An Eruption of Genius, 1915
- “Grossmann, you’ve got to help me or I will go crazy.” (Einstein, 1912)
- Einstein realized he needed heavy-duty mathematics to describe spacetime.
- Entwurf Paper (1913)
- In 1913 Einstein and the mathematician Marcel Grossmann published an early version of GR (the Entwurf paper), with Einstein writing the physical part and Grossmann writing the math part (tensors).
- In the summer of 1915 Einstein realized that his 1913 theory didn’t work, including the prediction of Mercury’s orbit.
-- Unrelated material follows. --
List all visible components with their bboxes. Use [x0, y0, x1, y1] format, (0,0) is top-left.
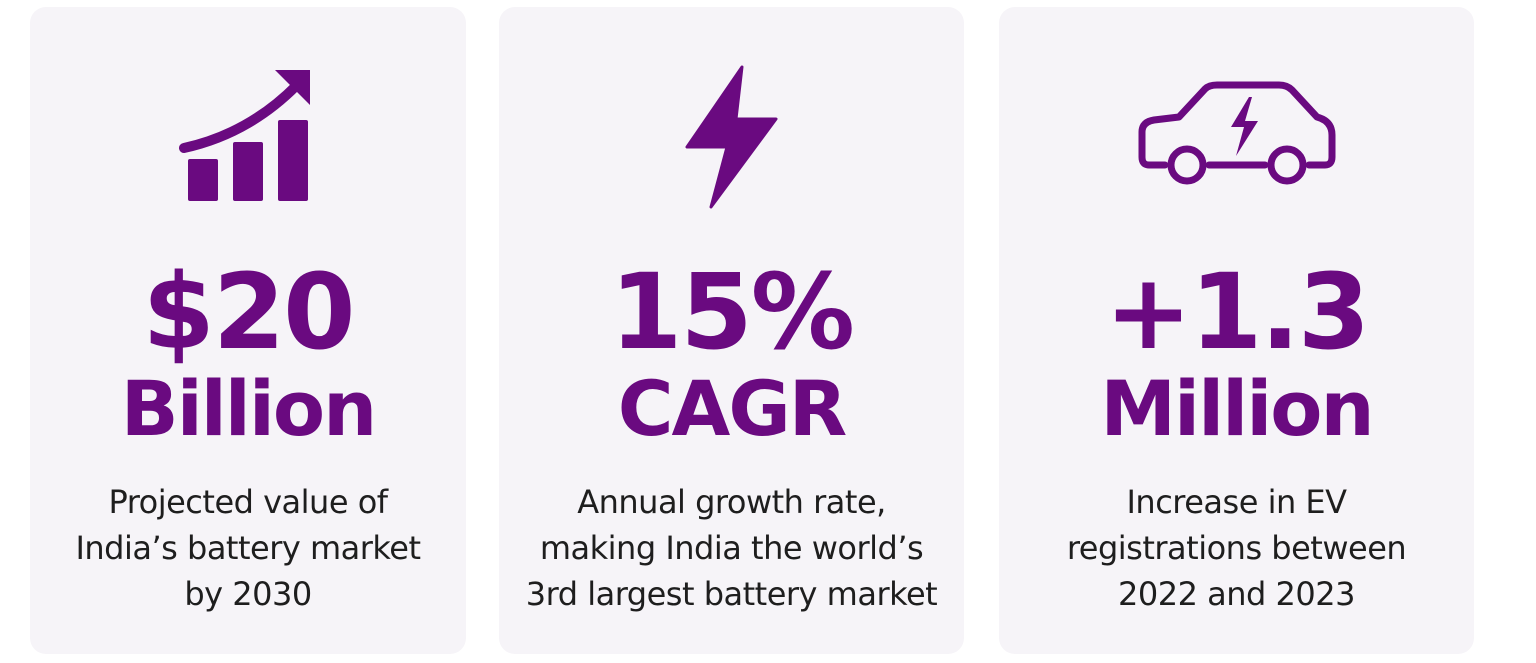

- In November 1915 Einstein had an “eruption of genius”, modifying his equations until he got them right, publishing the correct equations on November 25

Publication of the Complete Theory, 1916
- The complete theory of General Relativity was published in May 1916 in the journal Annalen Der Physik with the title “Die Grundlage der allgemeinen Relativitätstheorie” (“The Foundation of General Relativity Theory”).
- Excerpts
- “The Laws of Nature are expressed by means of equations which are valid for all coordinate systems, that is, which are covariant for all possible transformations.”
- [Tensor Equations]
- “The generalization of the Relativity theory has been made much easier through the form given to the special Relativity theory by Minkowski.”
- [Four-dimensional Spacetime]
- “The mathematical apparatus useful for the general relativity theory, lay already complete in the ‘Absolute Differential Calculus.’”
- [Differential Geometry]
- “The Laws of Nature are expressed by means of equations which are valid for all coordinate systems, that is, which are covariant for all possible transformations.”